Dibattito in città

Recupero delle aree ex-industriali: tra il vecchio e il nuovo

Di recuperare le aree ex-industriali inglobate nel tessuto urbano dall’espansione della città si parla da molti anni. Un tormentone lungo al punto da rendere datati e inattuali i progetti elaborati allo scopo. Incurante delle lentezze di casa nostra, infatti, il mondo non ha fermato la sua corsa e oggi sembrerebbe costringere alla scelta tra vivere interpretando il nuovo o morire di nostalgia e voglia di restaurazione

Sui giornali e sui social si torna a scrivere sul recupero dell’ex Zuccherificio da parte della Coop Centro Italia, proprietaria dell’area: un piano da 60 milioni di euro nel quale molti vedono una boccata d’ossigeno per l’asfittica economia locale. A riprendere il discorso ci ha pensato l’Amministrazione comunale, che ha convocato la Commissione competente per esaminare di nuovo la proposta dei potenziali investitori. In passato il progetto è stato bocciato perché esagerato rispetto ai parametri urbanistici consentiti. L’iniziativa del Comune non sembra avere alle spalle alcuna idea su come riprendere il discorso e neppure una visione di città in cui inserirlo: l’impressione è che si sia semplicemente voluto riaprire il dibattito, forse in cerca di nuove idee.

Coop Centro Italia, al contrario, tiene fermo e ha ben chiaro cosa fare dell’area ex-industriale: un grande polo commerciale appena fuori le mura. Tra Rieti e Cittaducale, però, il rapporto tra i metri quadrati destinati alla grande distribuzione e il numero dei residenti è tra i più alti d’Italia. Messo nero su bianco da Confcommercio, questo squilibrio suggerirebbe una certa prudenza riguardo alla nascita di nuove attività del genere: neppure ai nostalgici dell’Emmezeta, infatti, sfugge che la proliferazione incontrollata di ipermercati e mercatoni ha contribuito non poco alla crisi del centro storico.

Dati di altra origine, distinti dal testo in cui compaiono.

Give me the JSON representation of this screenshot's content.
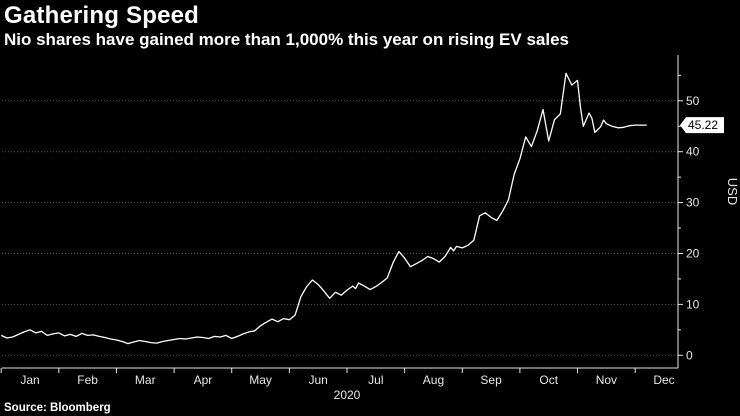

Attorno all’ex zuccherificio si muovono interessi legittimi e la Coop vuole giustamente fare il suo mestiere, ma forse sarebbe il caso d’inventare qualcosa di diverso: che siano capannoni e opifici riconvertiti o aree di nuova costruzione, le concentrazioni di punti vendita e grandi parcheggi sanno di vecchio. Specialmente se il nuovo ha già qualche anno.

Il centro gravitazionale del commercio è sempre più la Rete: basta guardare Amazon: se in Borsa muove più capitali dei colossi mondiali dell’auto, del petrolio, dell’energia o del cibo è perché i grandi investitori scommettono sulla capacità del commercio elettronico di scardinare gran parte di quello “fisico”.
La tendenza in Italia lo conferma: la percentuale di prodotti venduti on-line cresce di anno in anno. Già oggi – tanto per fare un esempio – le grandi catene dell’elettronica sembrano destinate a sopravvivere ripensandosi come vetrina: uno spazio in cui si provano i prodotti e si curiosa tra le novità, mentre gli acquisti si fanno via internet e li consegna il corriere.

Un modello commerciale che richiede poco personale e apre al sospetto che nel medio periodo gli investimenti sulle grandi aree commerciali non garantiranno il lavoro stabile e abbondante che promettono. Facciamoci caso: la digitalizzazione non riguarda solo il commercio. Anche le agenzie immobiliari o turistiche, le banche, le assicurazioni e perfino le pubbliche amministrazioni funzionano sempre più su internet e sempre meno negli uffici.
Il cambiamento è spinto in gran parte dalla ricerca del risparmio di tempo e di denaro e si muove sulle spalle di un crescente numero di consumatori dotati di tutti i mezzi per conoscere, ordinare e pagare direttamente dal proprio telefonino i prodotti che intendono acquistare. A che serve, dunque, costruire nuovi centri commerciali?

La domanda non riguarda solo Rieti, ma se la stanno facendo molte altre realtà. Perché un po’ dappertutto i centri storici si stanno rapidamente svuotando dei loro negozi e perché qua e là cominciano a “saltare” anche gli stessi centri commerciali. Finiscono a serrande abbassate e lasciano deserti immobiliari alle loro spalle: casermoni sfitti e parcheggi vuoti che restano abbandonati al degrado come tanti ex zuccherifici.

Certo, la scena ancora rara, ma bisognerebbe interrogarsi per quanto tempo ancora. Almeno come tentativo di cogliere le tendenze generali: il minimo per chi ha il pallino o il compito di governare i processi, trovare i compromessi, immaginare un futuro migliore per tutti.